Allen, in California or New Jersey or on the couch in some friend’s apartment in Manhattan, writes him a letter, telling him when the pay phone will ring in the drugstore downstairs.  Memere does not have a phone.  In Queens at night, Kerouac might as well be walking in the desert.  Forty years later, I will ride my bike down Cross Bay Boulevard, on my way home from the beach.  In fifty, I will drive over the bridge in my car in the late evening looking at the still-empty streets.  In Queens, people go home and stay there.

Who would Jack have passed at two a.m. in 1949?  No one.  No one would have been out walking.  The rare car might have passed by, some guilty husband slinking home, some teenaged son in his father’s car, hoping his parents were asleep.

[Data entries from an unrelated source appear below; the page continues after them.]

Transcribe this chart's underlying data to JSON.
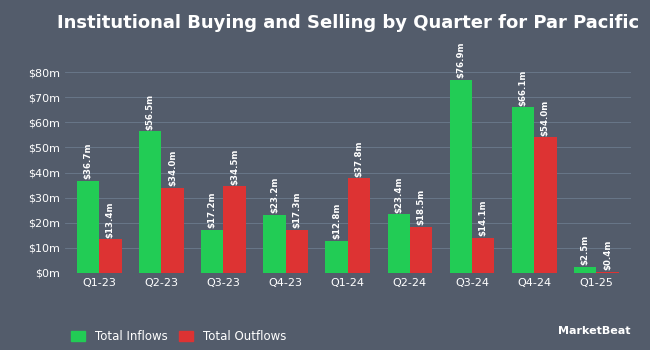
{
  "title": "Institutional Buying and Selling by Quarter for Par Pacific",
  "quarters": [
    "Q1-23",
    "Q2-23",
    "Q3-23",
    "Q4-23",
    "Q1-24",
    "Q2-24",
    "Q3-24",
    "Q4-24",
    "Q1-25"
  ],
  "inflows": [
    36.7,
    56.5,
    17.2,
    23.2,
    12.8,
    23.4,
    76.9,
    66.1,
    2.5
  ],
  "outflows": [
    13.4,
    34.0,
    34.5,
    17.3,
    37.8,
    18.5,
    14.1,
    54.0,
    0.4
  ],
  "inflow_labels": [
    "$36.7m",
    "$56.5m",
    "$17.2m",
    "$23.2m",
    "$12.8m",
    "$23.4m",
    "$76.9m",
    "$66.1m",
    "$2.5m"
  ],
  "outflow_labels": [
    "$13.4m",
    "$34.0m",
    "$34.5m",
    "$17.3m",
    "$37.8m",
    "$18.5m",
    "$14.1m",
    "$54.0m",
    "$0.4m"
  ],
  "inflow_color": "#22cc55",
  "outflow_color": "#dd3333",
  "background_color": "#535c6b",
  "text_color": "#ffffff",
  "grid_color": "#6b7a8d",
  "ylabel_ticks": [
    0,
    10,
    20,
    30,
    40,
    50,
    60,
    70,
    80
  ],
  "ylabel_labels": [
    "$0m",
    "$10m",
    "$20m",
    "$30m",
    "$40m",
    "$50m",
    "$60m",
    "$70m",
    "$80m"
  ],
  "ylim": [
    0,
    92
  ],
  "legend_inflow": "Total Inflows",
  "legend_outflow": "Total Outflows",
  "bar_width": 0.36,
  "title_fontsize": 13,
  "label_fontsize": 6.2,
  "tick_fontsize": 8,
  "legend_fontsize": 8.5
}
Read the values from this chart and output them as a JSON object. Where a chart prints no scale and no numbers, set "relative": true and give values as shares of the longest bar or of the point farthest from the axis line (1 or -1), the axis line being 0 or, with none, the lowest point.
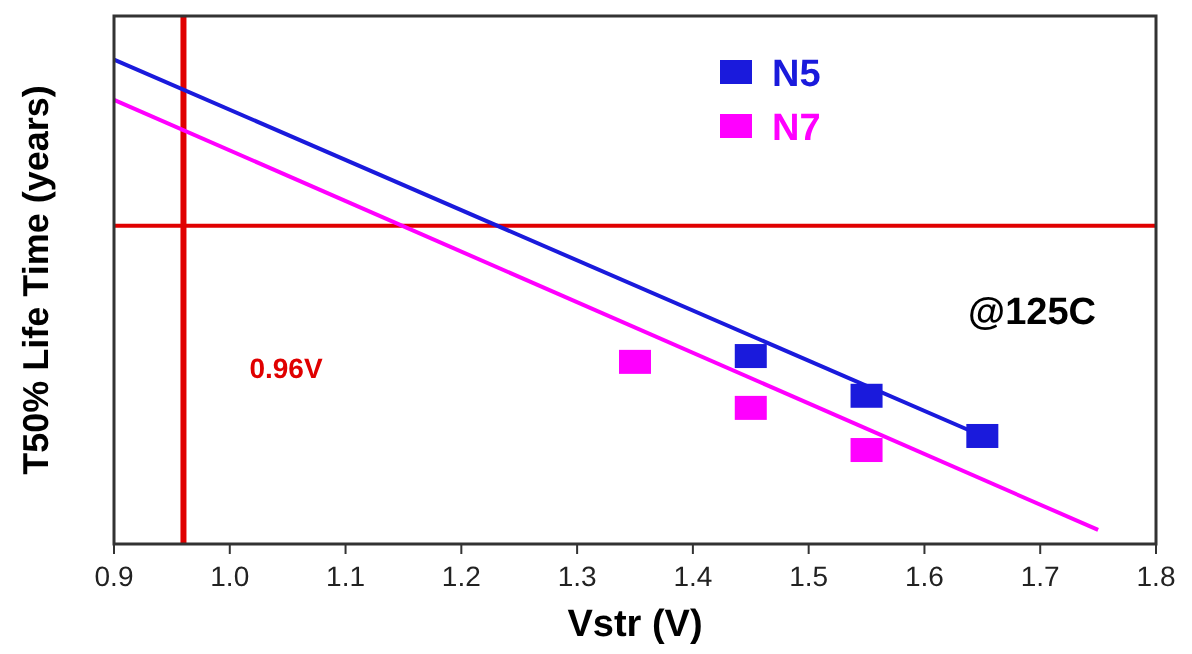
{
  "chart_data": {
    "type": "line",
    "xlabel": "Vstr (V)",
    "ylabel": "T50% Life Time (years)",
    "relative": true,
    "xlim": [
      0.9,
      1.8
    ],
    "xticks": [
      {
        "value": 0.9,
        "label": "0.9"
      },
      {
        "value": 1.0,
        "label": "1.0"
      },
      {
        "value": 1.1,
        "label": "1.1"
      },
      {
        "value": 1.2,
        "label": "1.2"
      },
      {
        "value": 1.3,
        "label": "1.3"
      },
      {
        "value": 1.4,
        "label": "1.4"
      },
      {
        "value": 1.5,
        "label": "1.5"
      },
      {
        "value": 1.6,
        "label": "1.6"
      },
      {
        "value": 1.7,
        "label": "1.7"
      },
      {
        "value": 1.8,
        "label": "1.8"
      }
    ],
    "series": [
      {
        "color": "#1a1adc",
        "x": [
          0.9,
          1.65
        ],
        "values": [
          1.0,
          0.223
        ],
        "marker": "none"
      },
      {
        "color": "#ff00ff",
        "x": [
          0.9,
          1.75
        ],
        "values": [
          0.917,
          0.029
        ],
        "marker": "none"
      },
      {
        "type": "scatter",
        "name": "N5",
        "color": "#1a1adc",
        "x": [
          1.45,
          1.55,
          1.65
        ],
        "values": [
          0.388,
          0.306,
          0.223
        ],
        "marker": "square"
      },
      {
        "type": "scatter",
        "name": "N7",
        "color": "#ff00ff",
        "x": [
          1.35,
          1.45,
          1.55
        ],
        "values": [
          0.376,
          0.281,
          0.194
        ],
        "marker": "square"
      }
    ],
    "ref_lines": [
      {
        "axis": "x",
        "value": 0.96,
        "label": "0.96V",
        "color": "#e00000"
      },
      {
        "axis": "y",
        "value": 0.657,
        "color": "#e00000"
      }
    ],
    "annotations": [
      "@125C"
    ],
    "legend": "top right",
    "grid": false
  }
}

Memere is in bed.  She has to work in the morning and Jack is a strapping man, although unemployed.  The streets are darker, and the waves break the moon’s reflection into shards more scattered than thoughts.  Memere sleeps well enough.

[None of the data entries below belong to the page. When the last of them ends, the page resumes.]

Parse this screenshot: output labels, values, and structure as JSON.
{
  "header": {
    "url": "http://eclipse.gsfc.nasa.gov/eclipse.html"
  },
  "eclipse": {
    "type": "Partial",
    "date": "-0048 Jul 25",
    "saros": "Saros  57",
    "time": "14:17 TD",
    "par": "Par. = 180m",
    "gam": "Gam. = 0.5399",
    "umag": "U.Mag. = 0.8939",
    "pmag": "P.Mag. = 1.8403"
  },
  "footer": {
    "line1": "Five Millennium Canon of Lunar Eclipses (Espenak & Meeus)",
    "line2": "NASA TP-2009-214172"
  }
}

Jack will sit on the cool sand, watching the waves, taking drinks from his flask.  When he finishes his cigarette, he will lie down in the sand with his hands behind his head, regarding the stars.  Regarding the stars, we are all points of darkness, he will think.  Then the warmth of the drink will relax him, the rhythm of the sea will stir him, and he will think of a woman, naked in the sun, coming to straddle him.  He will smile, and taste salt air.  During this fantasy, he will compose a Zen sex haiku.  Woman on my penis, the violent waves wash me completely away.  This will be one of the ones his editor rejects.  When he dies, Memere will find it in his rucksack and destroy it, embarrassed.  Why couldn’t you write something nice, she will ask his empty room.

We own you now, Jack, because you are dead, and because you don’t care.  Allen cared.  He is dead too.

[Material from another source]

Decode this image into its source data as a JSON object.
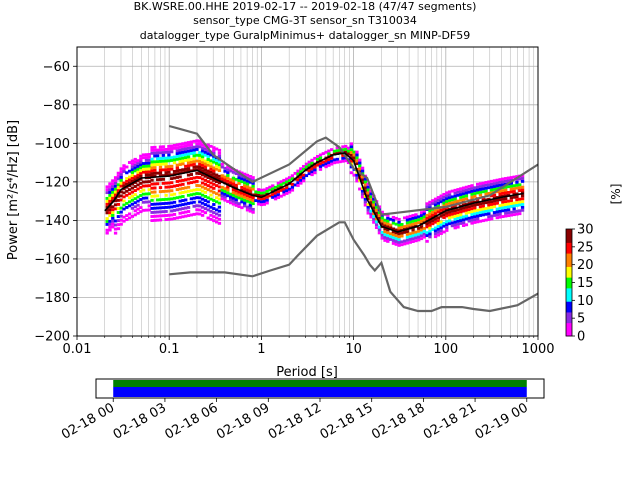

One or two of your old girlfriends are still around.  I have seen them at poetry readings.  One dresses entirely in black with black tights and tunic top and black ballet slippers, even though she is sixty, because she cannot bear to give you up, cannot bear to have the world think even for a second that she is not a woman who went with you one drunken night.  It was not that great a night, but she was in awe, and she still thinks, what if he had stayed?  At least, she might have made a career of you.  She doesn’t realize that she has, anyway.  She announces at a reading that she is the Oldest Living Kerouac Girlfriend, and people stare, amused or skeptical.  She nods in satisfaction, mistaking their glances.

Entire classrooms full of young people have taken to the road carrying your books.  Like and unlike you, they had no particular place to go.  They just went.  We all went, peering down the giddy receding decades at your joyful, rushing, drunken form, talented and surrounded by talented friends.  We wrote a poem.  We smoked a joint.  We looked at our friends.

You carried all this down Cross Bay Boulevard in the middle of the night.  Invisible filaments, like cigarette smoke clinging to your clothes: the future.